Encore plus que les autres, les graphiques de distribution, appelé aussi histogramme (nom donné par Karl Pearson en 1895), font parties intégrante des statistiques. Historiquement, ils étaient utilisés pour représenter les populations lors des premiers recensements.

Les graphiques de distribution permettent de visualiser la répartition d’un même critère quantitatif ayant diverses valeurs. Exemple : l’âge, le poids, la longueur… Par exemple, le nombre de pièces ayant un poids compris entre 10 et 15 Kg, entre 15 et 20 Kg… C’est utile dans de très nombreux cas de contrôles qualités de pièces, de mesure de bruit…

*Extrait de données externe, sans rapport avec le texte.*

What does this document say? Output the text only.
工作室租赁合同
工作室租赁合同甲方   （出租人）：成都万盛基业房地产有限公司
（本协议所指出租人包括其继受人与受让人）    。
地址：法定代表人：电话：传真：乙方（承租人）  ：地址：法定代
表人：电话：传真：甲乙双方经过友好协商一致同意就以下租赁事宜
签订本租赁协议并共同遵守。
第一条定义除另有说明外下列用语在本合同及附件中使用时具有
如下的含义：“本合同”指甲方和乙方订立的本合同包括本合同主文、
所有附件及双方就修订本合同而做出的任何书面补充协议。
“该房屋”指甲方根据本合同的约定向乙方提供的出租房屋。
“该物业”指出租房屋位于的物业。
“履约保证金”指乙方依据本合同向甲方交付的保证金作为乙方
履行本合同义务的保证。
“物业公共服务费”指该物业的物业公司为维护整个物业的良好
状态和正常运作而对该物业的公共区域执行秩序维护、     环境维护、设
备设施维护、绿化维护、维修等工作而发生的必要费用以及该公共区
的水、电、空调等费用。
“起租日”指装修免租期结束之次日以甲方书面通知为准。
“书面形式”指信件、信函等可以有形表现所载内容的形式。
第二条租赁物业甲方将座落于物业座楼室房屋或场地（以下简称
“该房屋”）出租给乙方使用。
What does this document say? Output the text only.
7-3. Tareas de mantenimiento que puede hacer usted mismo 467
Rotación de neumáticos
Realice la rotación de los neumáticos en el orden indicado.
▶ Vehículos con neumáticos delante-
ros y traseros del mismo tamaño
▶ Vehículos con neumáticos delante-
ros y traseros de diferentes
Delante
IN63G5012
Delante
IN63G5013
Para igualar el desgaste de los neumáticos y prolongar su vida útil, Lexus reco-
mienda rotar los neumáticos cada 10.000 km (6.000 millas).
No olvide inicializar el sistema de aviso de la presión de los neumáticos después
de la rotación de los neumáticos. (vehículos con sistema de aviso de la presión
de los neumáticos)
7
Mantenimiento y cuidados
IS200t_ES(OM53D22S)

La construction du graphique

La construction d’un diagramme de distribution répond à des règles très précises de statistiques. Sous forme d’histogramme, voici un processus pour le construire1.

1. Recueillir les données (n)

Recueillir les données selon le protocole de recueil choisi. Le nombre de données est noté n.

2. Calculer l’étendu (R)

L’étendu à prendre en compte est la différence entre les valeurs maximales et minimales tolérables par le client.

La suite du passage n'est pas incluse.